A LITTLE PERSONAL NOTE
Today I made my last payment on my student loan.
Huzzah!
My degree is finally 100% mine.
Now maybe it might be worth something.
Anyway, you don't want to read about me, you want to read me ragging on people way richer than I am, so away we go...
LENOPRAH
Jay Leno will be sitting down with Oprah Winfrey to tell his side of the whole NBC late night debacle. It will be followed by a visit to Dr. Oz, who will retrieve Jay's nuts from the jar in Jeff Zucker's office, and try to reattach them, and attempt a dangerous integrity implant.
A FAMILY GUY GUILD AWARDS
Family Guy creator Seth McFarlane will host the Writer's Guild of America (West) awards this year.

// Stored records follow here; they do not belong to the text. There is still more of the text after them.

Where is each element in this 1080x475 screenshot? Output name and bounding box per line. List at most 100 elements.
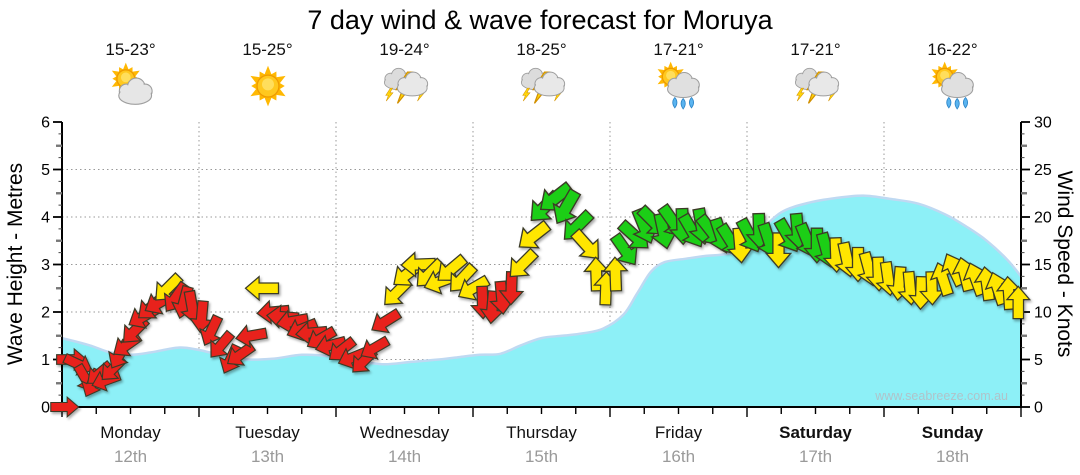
wind-arrow [189, 299, 214, 334]
wind-arrow [764, 232, 793, 269]
wind-arrow-shape [498, 270, 525, 306]
day-date-label: 12th [114, 447, 147, 466]
wind-arrow [50, 396, 80, 418]
wind-arrow-shape [234, 324, 268, 349]
wind-arrow [400, 251, 437, 278]
wind-arrow-shape [552, 187, 582, 225]
sun-weather-icon [206, 60, 330, 110]
day-name-label: Monday [100, 423, 161, 442]
day-date-label: 13th [251, 447, 284, 466]
wind-arrow [457, 274, 491, 301]
day-name-label: Sunday [922, 423, 984, 442]
wind-arrow-shape [602, 256, 629, 292]
forecast-day-6: 17-21° [754, 40, 878, 110]
wave-tick-label: 5 [41, 162, 50, 179]
wind-arrow [371, 307, 403, 334]
wind-tick-label: 25 [1034, 162, 1052, 179]
wind-arrow [199, 313, 224, 347]
page-title: 7 day wind & wave forecast for Moruya [307, 5, 773, 35]
wind-tick-label: 15 [1034, 257, 1052, 274]
wind-arrow-shape [457, 274, 491, 301]
wind-arrow [234, 324, 268, 349]
wind-arrow-shape [569, 227, 599, 260]
wind-arrow [244, 275, 280, 302]
watermark-text: www.seabreeze.com.au [874, 389, 1008, 403]
wave-tick-label: 1 [41, 352, 50, 369]
wind-arrow-shape [509, 247, 540, 278]
forecast-day-7: 16-22° [891, 40, 1015, 110]
wind-arrow-shape [189, 299, 214, 334]
temp-range: 15-25° [242, 40, 293, 59]
temp-range: 15-23° [105, 40, 156, 59]
wind-arrow-shape [1005, 285, 1032, 320]
storm-weather-icon [480, 60, 604, 110]
day-name-label: Thursday [506, 423, 577, 442]
wind-arrow-shape [400, 251, 437, 278]
wind-arrow-shape [337, 346, 369, 370]
wind-arrow [294, 320, 328, 346]
wind-arrow [918, 270, 945, 306]
wind-arrow-shape [518, 219, 552, 249]
forecast-day-2: 15-25° [206, 40, 330, 110]
wind-arrow [609, 231, 638, 266]
wave-tick-label: 2 [41, 305, 50, 322]
wind-arrow [518, 219, 552, 249]
wind-arrow-shape [50, 396, 80, 418]
wind-arrow [210, 329, 236, 358]
wind-arrow [1005, 285, 1032, 320]
wind-arrow [509, 247, 540, 278]
temp-range: 17-21° [790, 40, 841, 59]
sun-shower-weather-icon [617, 60, 741, 110]
wind-arrow [360, 335, 391, 360]
wave-tick-label: 6 [41, 115, 50, 132]
day-name-label: Saturday [779, 423, 852, 442]
wind-arrow [569, 227, 599, 260]
wind-arrow-shape [609, 231, 638, 266]
day-date-label: 16th [662, 447, 695, 466]
wave-tick-label: 3 [41, 257, 50, 274]
day-name-label: Friday [655, 423, 703, 442]
wind-arrow-shape [210, 329, 236, 358]
storm-weather-icon [343, 60, 467, 110]
day-name-label: Wednesday [360, 423, 450, 442]
wind-arrow-shape [360, 335, 391, 360]
wind-arrow [498, 270, 525, 306]
day-date-label: 15th [525, 447, 558, 466]
temp-range: 16-22° [927, 40, 978, 59]
wind-arrow-shape [155, 271, 184, 301]
wind-arrow [337, 346, 369, 370]
forecast-day-1: 15-23° [69, 40, 193, 110]
wind-arrow [155, 271, 184, 301]
wind-arrow-shape [918, 270, 945, 306]
wind-tick-label: 5 [1034, 352, 1043, 369]
sun-shower-weather-icon [891, 60, 1015, 110]
wind-tick-label: 30 [1034, 115, 1052, 132]
day-date-label: 14th [388, 447, 421, 466]
forecast-day-5: 17-21° [617, 40, 741, 110]
wave-tick-label: 4 [41, 210, 50, 227]
day-date-label: 18th [936, 447, 969, 466]
temp-range: 19-24° [379, 40, 430, 59]
wave-tick-label: 0 [41, 400, 50, 417]
temp-range: 18-25° [516, 40, 567, 59]
day-name-label: Tuesday [235, 423, 300, 442]
wind-arrow-shape [764, 232, 793, 269]
forecast-day-3: 19-24° [343, 40, 467, 110]
wind-arrow [602, 256, 629, 292]
wind-arrow-shape [244, 275, 280, 302]
temp-range: 17-21° [653, 40, 704, 59]
wind-tick-label: 0 [1034, 400, 1043, 417]
wind-arrow [552, 187, 582, 225]
forecast-day-4: 18-25° [480, 40, 604, 110]
wind-tick-label: 10 [1034, 305, 1052, 322]
wind-arrow [314, 334, 348, 358]
sun-cloud-weather-icon [69, 60, 193, 110]
wind-tick-label: 20 [1034, 210, 1052, 227]
wind-arrows [50, 181, 1032, 418]
wind-arrow-shape [371, 307, 403, 334]
storm-weather-icon [754, 60, 878, 110]
wind-arrow-shape [314, 334, 348, 358]
wind-arrow-shape [199, 313, 224, 347]
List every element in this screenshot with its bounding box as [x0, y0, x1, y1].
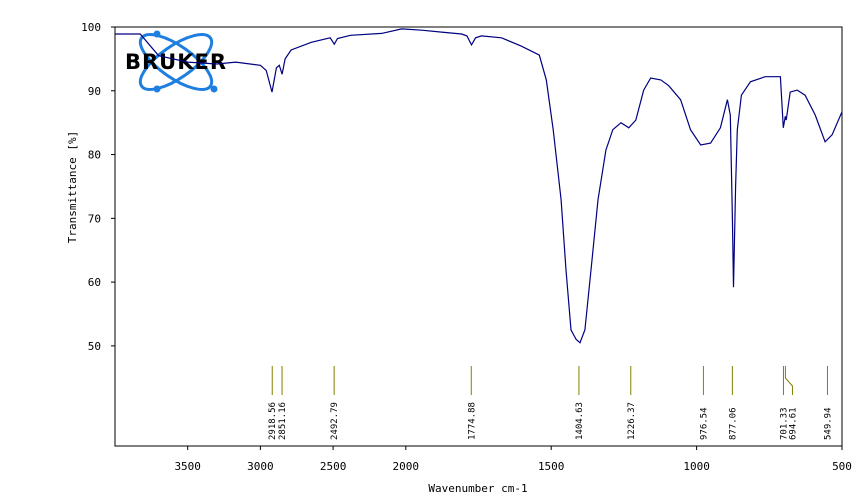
- logo-dot: [153, 85, 161, 93]
- logo: BRUKER: [125, 30, 227, 93]
- x-tick-label: 1000: [683, 460, 710, 473]
- x-tick-label: 2500: [320, 460, 347, 473]
- x-tick-label: 500: [832, 460, 852, 473]
- y-tick-label: 90: [88, 85, 101, 98]
- peak-label: 1226.37: [627, 402, 637, 440]
- y-tick-label: 50: [88, 340, 101, 353]
- peak-label: 2492.79: [330, 402, 340, 440]
- logo-orbit: [138, 33, 214, 91]
- x-axis-label: Wavenumber cm-1: [428, 482, 527, 495]
- peak-label: 2918.56: [268, 402, 278, 440]
- x-tick-label: 2000: [393, 460, 420, 473]
- peak-label: 701.33: [779, 407, 789, 440]
- peak-label: 549.94: [823, 407, 833, 440]
- peak-label: 694.61: [788, 407, 798, 440]
- y-tick-label: 60: [88, 276, 101, 289]
- y-tick-label: 70: [88, 212, 101, 225]
- logo-text: BRUKER: [125, 50, 227, 74]
- y-axis-label: Transmittance [%]: [66, 131, 79, 244]
- peak-label: 1774.88: [467, 402, 477, 440]
- peak-label: 2851.16: [278, 402, 288, 440]
- y-tick-label: 100: [81, 21, 101, 34]
- y-tick-label: 80: [88, 149, 101, 162]
- peak-label: 976.54: [699, 407, 709, 440]
- plot-frame: [114, 26, 843, 447]
- logo-orbit: [138, 33, 214, 91]
- x-tick-label: 3500: [174, 460, 201, 473]
- peak-marker: [784, 366, 793, 395]
- logo-dot: [210, 85, 218, 93]
- peak-label: 1404.63: [575, 402, 585, 440]
- x-tick-label: 1500: [538, 460, 565, 473]
- peak-label: 877.06: [728, 407, 738, 440]
- logo-dot: [153, 30, 161, 38]
- x-tick-label: 3000: [247, 460, 274, 473]
- spectrum-line: [115, 28, 843, 344]
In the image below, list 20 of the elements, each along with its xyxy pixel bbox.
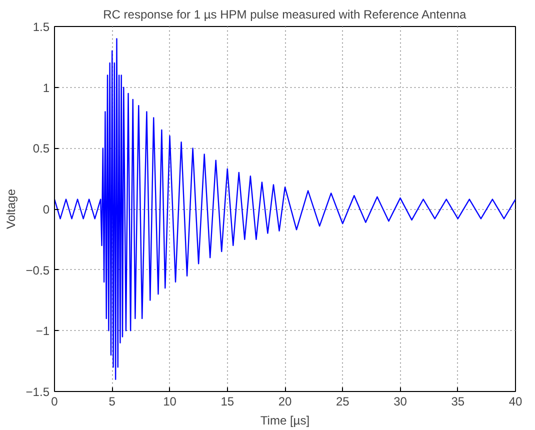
y-tick-label: −1.5 xyxy=(26,385,50,399)
chart-title: RC response for 1 µs HPM pulse measured with Reference Antenna xyxy=(103,8,467,22)
y-axis-title: Voltage xyxy=(4,188,18,230)
x-tick-label: 5 xyxy=(108,394,116,408)
x-tick-label: 40 xyxy=(508,394,522,408)
x-tick-label: 10 xyxy=(163,394,177,408)
y-tick-label: 0 xyxy=(42,202,50,216)
y-tick-label: −0.5 xyxy=(26,263,50,278)
x-tick-label: 20 xyxy=(278,394,292,408)
x-tick-label: 0 xyxy=(51,394,58,408)
y-tick-label: −1 xyxy=(36,324,50,338)
y-tick-label: 1 xyxy=(42,80,50,95)
y-tick-label: 1.5 xyxy=(32,20,50,34)
x-axis-title: Time [µs] xyxy=(260,414,310,428)
x-tick-label: 15 xyxy=(220,394,234,408)
x-tick-label: 30 xyxy=(394,394,408,408)
line-series xyxy=(54,38,516,380)
x-tick-label: 35 xyxy=(451,394,465,408)
x-tick-label: 25 xyxy=(336,394,350,408)
y-tick-label: 0.5 xyxy=(32,142,50,156)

His monologue will consist entirely of him saying: "You know this reminds me of the time..." and then someone will act out a lame visual gag involving Kathy Griffin farting.
WEINSTEINS WANT THEIR BABY BACK
And I'm not talking about baby back ribs. Though I can understand someone wanting to get their hands on some slow smoked baby back ribs...hmmmmm.....drool....
Oh, sorry, where was I?
Right! The Weinstein Co. wants to spend some other people's money buying back the name of their first company Miramax from Disney. Right now old Miramax is as moribund as a dodo, and TWC thinks it could bring back some of the old 90s magic to their beleaguered money pit.
I for one think it would be the corporate equivalent of painting the porch on a haunted house.
However, who am I to judge?
Oh, right, I'm an obnoxious internet know it all!
I judge everything!
D! I thought you were above such cheesecake but then I come to your site and find succulent, wet ribs glazed lustfully all over your front page??? For shame, sir!